I'd bought food for us while she had her massage, but she didn't really want it. She wanted to go to the TV room, to spend some time on her computer. We laboriously made our way down the stairs and she settled in at her computer desk; I took my food out and started to eat. Almost immediately, though, she said she wanted to go back upstairs. I suspect her computer confused her. Just then, the doorbell rang. Emily and Jo had arrived with flowers and support, so I enlisted their help in getting her back up the stairs to the living room. She was growing increasingly confused and tried to use her walker on the stairs. She'd just lain down on the sofa when again she vomited.

It was an awful cycle, one that we repeated several times over those last five weeks. She needed to eat in order to regain strength, keep her sodium levels up, and stay lucid. But once she started vomiting, she spiralled downwards.
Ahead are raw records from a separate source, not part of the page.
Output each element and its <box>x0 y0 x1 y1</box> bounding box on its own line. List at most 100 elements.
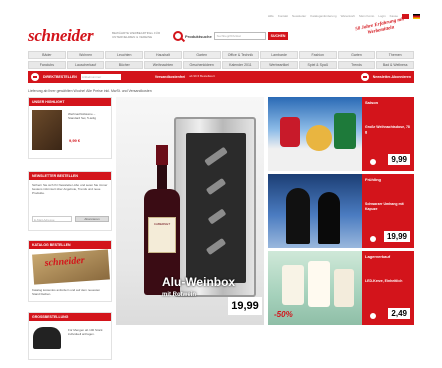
deal-card-clearance[interactable]: -50% Lagerverkauf LED-Kerze, Einheitlich… <box>268 251 414 325</box>
wine-bottle-image: CABERNET <box>144 145 180 295</box>
nav-item[interactable]: Lauscherkauf <box>66 61 105 69</box>
newsletter-email-input[interactable]: E-Mail-Adresse <box>32 216 72 222</box>
nav-item[interactable]: Bäder <box>28 51 66 59</box>
nav-item[interactable]: Weihnachten <box>144 61 182 69</box>
deal-image <box>268 97 362 171</box>
bottle-label-text: CABERNET <box>153 222 171 226</box>
search-bar: Produktsuche Suchbegriff/Artikel SUCHEN <box>173 31 308 41</box>
highlight-text[interactable]: Weihnachtsbäume – Standard Set, 5-teilig <box>65 109 111 123</box>
nav-item[interactable]: Garten <box>182 51 221 59</box>
top-link-contact[interactable]: Kontakt <box>278 14 288 18</box>
article-number-input[interactable]: Artikelnummer <box>80 74 121 80</box>
deal-price: 19,99 <box>383 231 410 242</box>
highlight-title: UNSER HIGHLIGHT <box>29 98 111 106</box>
main-nav-row-1: Bäder Wohnen Leuchten Haushalt Garten Of… <box>28 51 415 59</box>
cloak-figure-graphic <box>318 192 340 244</box>
deal-price: 2,49 <box>388 308 410 319</box>
bottle-capsule <box>156 145 168 165</box>
deal-card-spring[interactable]: Frühling Schwarzer Umhang mit Kapuze 19,… <box>268 174 414 248</box>
deal-description: LED-Kerze, Einheitlich <box>365 279 403 283</box>
product-thumbnail[interactable] <box>32 110 62 150</box>
nav-item[interactable]: Leuchten <box>105 51 144 59</box>
pourer-icon <box>205 177 227 196</box>
search-button[interactable]: SUCHEN <box>267 32 289 40</box>
top-link-help[interactable]: Hilfe <box>268 14 274 18</box>
arrow-icon[interactable] <box>370 313 376 319</box>
catalog-image[interactable]: schneider <box>32 249 110 285</box>
flag-icon-de[interactable] <box>413 13 420 19</box>
deal-price: 9,99 <box>388 154 410 165</box>
gift-bag-graphic <box>280 117 300 147</box>
arrow-icon[interactable] <box>370 236 376 242</box>
nav-item[interactable]: Lambarde <box>260 51 298 59</box>
cloak-figure-graphic <box>286 188 310 244</box>
newsletter-box: NEWSLETTER BESTELLEN Sichern Sie sich Ih… <box>28 171 112 231</box>
nav-item[interactable]: Spiel & Spaß <box>298 61 337 69</box>
bulk-order-box: GROSSBESTELLUNG Für Mengen ab 100 Stück … <box>28 312 112 360</box>
hero-title: Alu-Weinbox <box>162 275 236 289</box>
hero-subtitle: mit Rotwein <box>162 292 196 298</box>
hero-banner[interactable]: CABERNET Alu-Weinbox mit Rotwein 19,99 <box>116 97 264 325</box>
deal-info: Saison Große Weihnachtsdose, 78 g 9,99 <box>362 97 414 171</box>
deal-category: Lagerverkauf <box>365 254 391 259</box>
offer-title: Versandkostenfrei <box>154 75 186 79</box>
thermometer-icon <box>205 237 227 256</box>
top-link-newsletter[interactable]: Newsletter <box>292 14 306 18</box>
nav-item[interactable]: Bücher <box>105 61 144 69</box>
search-input[interactable]: Suchbegriff/Artikel <box>213 32 266 40</box>
deal-description: Schwarzer Umhang mit Kapuze <box>365 202 404 211</box>
bulk-order-title: GROSSBESTELLUNG <box>29 313 111 321</box>
deal-info: Lagerverkauf LED-Kerze, Einheitlich 2,49 <box>362 251 414 325</box>
newsletter-subscribe-button[interactable]: Abonnieren <box>75 216 109 222</box>
deal-image <box>268 174 362 248</box>
nav-item[interactable]: Geschenkideen <box>182 61 221 69</box>
quick-order-label: DIREKTBESTELLEN <box>43 75 77 79</box>
top-link-login[interactable]: Login <box>378 14 385 18</box>
main-nav-row-2: Fanclubs Lauscherkauf Bücher Weihnachten… <box>28 61 415 69</box>
nav-item[interactable]: Kalender 2011 <box>221 61 260 69</box>
catalog-box: KATALOG BESTELLEN schneider Katalog kost… <box>28 240 112 302</box>
nav-item[interactable]: Wohnen <box>66 51 105 59</box>
quick-order-bar: DIREKTBESTELLEN Artikelnummer Versandkos… <box>28 71 414 83</box>
deal-description: Große Weihnachtsdose, 78 g <box>365 125 410 134</box>
arrow-icon <box>360 73 369 81</box>
highlight-price: 9,99 € <box>69 138 81 143</box>
newsletter-title: NEWSLETTER BESTELLEN <box>29 172 111 180</box>
nav-item[interactable]: Fanclubs <box>28 61 66 69</box>
bottle-label: CABERNET <box>148 217 176 253</box>
deal-info: Frühling Schwarzer Umhang mit Kapuze 19,… <box>362 174 414 248</box>
deal-category: Frühling <box>365 177 381 182</box>
top-link-cart[interactable]: Warenkorb <box>341 14 356 18</box>
nav-item[interactable]: Trends <box>337 61 376 69</box>
deal-image: -50% <box>268 251 362 325</box>
brand-logo[interactable]: schneider <box>28 26 94 46</box>
cap-thumbnail[interactable] <box>33 327 61 349</box>
nav-item[interactable]: Haushalt <box>144 51 182 59</box>
brand-tagline: BEWÄHRTE WERBEARTIKEL FÜR UNTERNEHMEN & … <box>112 31 161 39</box>
offer-text: ab 99 € Bestellwert <box>189 74 215 79</box>
highlight-box: UNSER HIGHLIGHT Weihnachtsbäume – Standa… <box>28 97 112 159</box>
wine-box-interior <box>186 133 246 283</box>
hero-price: 19,99 <box>228 297 262 315</box>
tin-graphic <box>334 113 356 149</box>
nav-item[interactable]: Werbeartikel <box>260 61 298 69</box>
top-link-catalog[interactable]: Kataloganforderung <box>310 14 336 18</box>
corkscrew-icon <box>204 146 228 167</box>
nav-item[interactable]: Bad & Wellness <box>376 61 415 69</box>
nav-item[interactable]: Fashion <box>298 51 337 59</box>
candle-graphic <box>282 265 304 305</box>
newsletter-link[interactable]: Newsletter-Abonnieren <box>373 75 411 79</box>
search-label: Produktsuche <box>185 33 212 39</box>
top-link-account[interactable]: Mein Konto <box>359 14 374 18</box>
nav-item[interactable]: Office & Technik <box>221 51 260 59</box>
catalog-title: KATALOG BESTELLEN <box>29 241 111 249</box>
deal-card-season[interactable]: Saison Große Weihnachtsdose, 78 g 9,99 <box>268 97 414 171</box>
catalog-logo: schneider <box>44 255 85 269</box>
candle-graphic <box>308 261 330 307</box>
nav-item[interactable]: Garten <box>337 51 376 59</box>
nav-item[interactable]: Themen <box>376 51 415 59</box>
candle-graphic <box>334 269 354 307</box>
arrow-icon <box>31 73 39 81</box>
arrow-icon[interactable] <box>370 159 376 165</box>
page: Hilfe Kontakt Newsletter Kataloganforder… <box>0 0 442 368</box>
She got upstairs to bed, and I spent the night trying to wake her at the appropriate times to eat a little bit and take her pills - but she was already fading, so for each medication, I'd have to wake her multiple times before I was confident she could take a pill, and then I couldn't waste time explaining or we'd lose our window. It was exhausting, frustrating, and left me feeling both helpless and hopeless.
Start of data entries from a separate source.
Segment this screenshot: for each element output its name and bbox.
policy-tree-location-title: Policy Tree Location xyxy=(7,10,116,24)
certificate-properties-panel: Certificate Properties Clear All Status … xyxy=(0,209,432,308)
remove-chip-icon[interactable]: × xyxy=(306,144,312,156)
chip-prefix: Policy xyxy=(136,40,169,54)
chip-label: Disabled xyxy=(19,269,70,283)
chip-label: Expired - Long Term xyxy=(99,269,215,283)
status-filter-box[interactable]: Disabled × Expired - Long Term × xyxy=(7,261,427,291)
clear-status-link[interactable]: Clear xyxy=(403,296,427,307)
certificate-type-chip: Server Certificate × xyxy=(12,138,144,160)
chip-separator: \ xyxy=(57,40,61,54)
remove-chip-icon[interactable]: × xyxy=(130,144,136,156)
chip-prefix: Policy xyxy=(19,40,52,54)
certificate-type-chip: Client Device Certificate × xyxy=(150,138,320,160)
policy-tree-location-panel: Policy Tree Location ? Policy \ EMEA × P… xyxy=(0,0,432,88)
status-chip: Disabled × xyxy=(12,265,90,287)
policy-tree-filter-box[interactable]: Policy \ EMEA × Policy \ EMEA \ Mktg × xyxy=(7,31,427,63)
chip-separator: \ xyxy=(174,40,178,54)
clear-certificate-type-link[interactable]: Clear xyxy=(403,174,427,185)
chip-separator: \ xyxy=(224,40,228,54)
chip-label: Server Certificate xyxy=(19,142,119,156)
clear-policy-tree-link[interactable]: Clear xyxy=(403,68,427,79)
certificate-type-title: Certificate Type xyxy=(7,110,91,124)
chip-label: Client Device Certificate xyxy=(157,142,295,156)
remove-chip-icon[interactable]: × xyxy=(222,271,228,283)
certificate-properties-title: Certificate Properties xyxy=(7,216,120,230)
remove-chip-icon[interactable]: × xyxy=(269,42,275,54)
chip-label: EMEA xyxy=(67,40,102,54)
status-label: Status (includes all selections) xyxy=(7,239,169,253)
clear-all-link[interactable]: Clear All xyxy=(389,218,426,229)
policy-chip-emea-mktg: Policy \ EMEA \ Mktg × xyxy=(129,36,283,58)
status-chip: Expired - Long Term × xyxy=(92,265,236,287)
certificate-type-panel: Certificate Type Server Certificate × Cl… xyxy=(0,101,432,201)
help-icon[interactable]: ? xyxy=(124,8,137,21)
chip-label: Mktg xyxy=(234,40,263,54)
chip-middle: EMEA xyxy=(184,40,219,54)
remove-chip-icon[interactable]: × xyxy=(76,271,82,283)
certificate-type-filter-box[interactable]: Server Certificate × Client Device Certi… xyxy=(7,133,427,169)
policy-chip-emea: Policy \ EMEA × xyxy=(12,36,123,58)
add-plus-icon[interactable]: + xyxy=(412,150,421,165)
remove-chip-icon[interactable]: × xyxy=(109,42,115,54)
Finally, she returned from the bathroom around 3 a.m., confused and physically clumsy, and she tried to get back on the bed from my side, which did not have the stepstool. She practically fell a couple of times before I finally got her sort of shoved sideways, diagonally across the bed, but I had to work to keep her from falling off the bed as she fell into a deep sleep. I lightly dozed for hours, holding her in place. When I tried to wake her for more pills at 6 a.m., I realized how unresponsive she was, how stupid I'd been not to call for help earlier. I called 911 and they pretty quickly took her to the ER, where it was determined that her sodium level was too low.

When she had seizures in 2004, I didn't hesitate to call 911. But this summer, we'd grown so used to pain and distress that it became harder for me to recognize when we'd moved beyond what we were capable of dealing with. I know now that we should have gone to Urgent Care that first night after radiation, when we thought she had a bad migraine; we even discussed it but together we decided they wouldn't be able to help. (So many people had failed to help her with her neck pain and nausea the previous two months.) We probably should have returned to the hospital the night of July 28, when the vomiting was out of control. But in the moment, when all of life has already turned upside down, it's hard to know where the lines are.
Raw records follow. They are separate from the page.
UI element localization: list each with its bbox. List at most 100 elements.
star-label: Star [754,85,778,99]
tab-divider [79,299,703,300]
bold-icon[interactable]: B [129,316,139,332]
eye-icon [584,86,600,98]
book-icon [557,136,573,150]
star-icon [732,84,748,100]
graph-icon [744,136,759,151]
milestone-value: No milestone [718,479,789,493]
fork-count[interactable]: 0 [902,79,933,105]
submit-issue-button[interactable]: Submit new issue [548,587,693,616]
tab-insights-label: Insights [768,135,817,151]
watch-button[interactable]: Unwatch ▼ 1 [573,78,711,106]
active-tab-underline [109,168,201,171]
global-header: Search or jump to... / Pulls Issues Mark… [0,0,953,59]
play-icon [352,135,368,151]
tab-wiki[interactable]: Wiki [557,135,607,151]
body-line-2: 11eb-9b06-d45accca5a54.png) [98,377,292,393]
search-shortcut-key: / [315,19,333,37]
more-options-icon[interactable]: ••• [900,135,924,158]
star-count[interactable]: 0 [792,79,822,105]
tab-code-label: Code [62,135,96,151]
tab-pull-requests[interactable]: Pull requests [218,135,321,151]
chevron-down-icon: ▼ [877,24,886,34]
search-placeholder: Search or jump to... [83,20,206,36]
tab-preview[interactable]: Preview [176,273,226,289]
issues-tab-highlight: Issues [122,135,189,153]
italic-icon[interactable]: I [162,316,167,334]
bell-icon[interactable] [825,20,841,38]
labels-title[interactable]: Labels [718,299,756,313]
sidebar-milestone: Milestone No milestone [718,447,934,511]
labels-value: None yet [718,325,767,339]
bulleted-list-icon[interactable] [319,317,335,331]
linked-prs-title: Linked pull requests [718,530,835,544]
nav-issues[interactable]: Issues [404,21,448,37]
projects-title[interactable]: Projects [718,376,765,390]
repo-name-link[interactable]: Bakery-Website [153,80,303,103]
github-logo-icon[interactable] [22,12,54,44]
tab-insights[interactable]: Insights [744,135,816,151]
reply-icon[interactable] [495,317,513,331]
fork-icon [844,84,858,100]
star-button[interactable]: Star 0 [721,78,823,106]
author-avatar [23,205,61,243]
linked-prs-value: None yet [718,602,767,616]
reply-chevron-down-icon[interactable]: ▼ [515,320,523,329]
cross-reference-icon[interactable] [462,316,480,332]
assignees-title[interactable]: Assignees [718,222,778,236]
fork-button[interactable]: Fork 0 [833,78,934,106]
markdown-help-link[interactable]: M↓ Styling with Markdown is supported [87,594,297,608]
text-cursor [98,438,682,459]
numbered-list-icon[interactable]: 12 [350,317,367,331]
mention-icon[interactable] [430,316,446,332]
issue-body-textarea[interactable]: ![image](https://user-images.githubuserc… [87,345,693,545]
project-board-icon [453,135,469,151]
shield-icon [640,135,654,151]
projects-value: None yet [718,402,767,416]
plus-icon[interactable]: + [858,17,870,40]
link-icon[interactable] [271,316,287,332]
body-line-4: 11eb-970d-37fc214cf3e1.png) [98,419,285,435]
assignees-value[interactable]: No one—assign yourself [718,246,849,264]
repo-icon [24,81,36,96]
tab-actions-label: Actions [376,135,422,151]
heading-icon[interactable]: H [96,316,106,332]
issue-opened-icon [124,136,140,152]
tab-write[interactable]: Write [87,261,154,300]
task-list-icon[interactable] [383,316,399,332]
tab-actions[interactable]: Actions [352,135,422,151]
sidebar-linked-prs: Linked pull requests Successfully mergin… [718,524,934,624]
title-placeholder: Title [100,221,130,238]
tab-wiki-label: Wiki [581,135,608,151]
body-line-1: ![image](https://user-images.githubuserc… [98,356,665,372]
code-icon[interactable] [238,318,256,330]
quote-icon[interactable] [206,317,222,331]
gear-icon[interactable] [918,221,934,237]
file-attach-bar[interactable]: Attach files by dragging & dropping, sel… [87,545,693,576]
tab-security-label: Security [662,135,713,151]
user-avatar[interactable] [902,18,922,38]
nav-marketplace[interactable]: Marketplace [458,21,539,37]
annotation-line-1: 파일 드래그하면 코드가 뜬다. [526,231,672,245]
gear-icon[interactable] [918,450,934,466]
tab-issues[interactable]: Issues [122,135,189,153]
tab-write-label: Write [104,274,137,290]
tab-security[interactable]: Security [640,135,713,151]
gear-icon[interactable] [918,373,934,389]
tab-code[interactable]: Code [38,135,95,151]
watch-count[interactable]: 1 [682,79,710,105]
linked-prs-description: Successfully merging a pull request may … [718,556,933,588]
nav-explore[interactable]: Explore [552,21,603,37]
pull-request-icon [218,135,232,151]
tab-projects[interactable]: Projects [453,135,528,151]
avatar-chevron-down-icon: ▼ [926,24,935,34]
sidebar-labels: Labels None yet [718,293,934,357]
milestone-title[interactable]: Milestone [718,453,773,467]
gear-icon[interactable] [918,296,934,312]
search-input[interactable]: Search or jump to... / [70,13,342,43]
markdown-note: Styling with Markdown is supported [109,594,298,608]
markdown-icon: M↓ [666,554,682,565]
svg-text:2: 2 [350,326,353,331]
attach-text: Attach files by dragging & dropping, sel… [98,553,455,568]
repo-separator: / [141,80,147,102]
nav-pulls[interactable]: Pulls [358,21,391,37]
In the ER., Sandy slowly regained lucidity and became aware of who and where she was. She faded in and out that day, one time alert enough to know that she wanted to call to Laura - but then completely confused and goofy on the phone call. She'd started to fade again later that evening until we began spooning broth into her mouth, and then suddenly she was talking intelligently about the presidential candidates.

That day, I lost her and got her back, just as I'd been doing since June 15. Even in the last stages of dying, after she stopped eating and drinking, she came back to us for another 36 hours (though often she was talking to hallucinations).

As desperate as I felt when I'd lose her, I came to know that she'd return, that I'd always get her back. The last time I lost her was on July 19. I'm still waiting.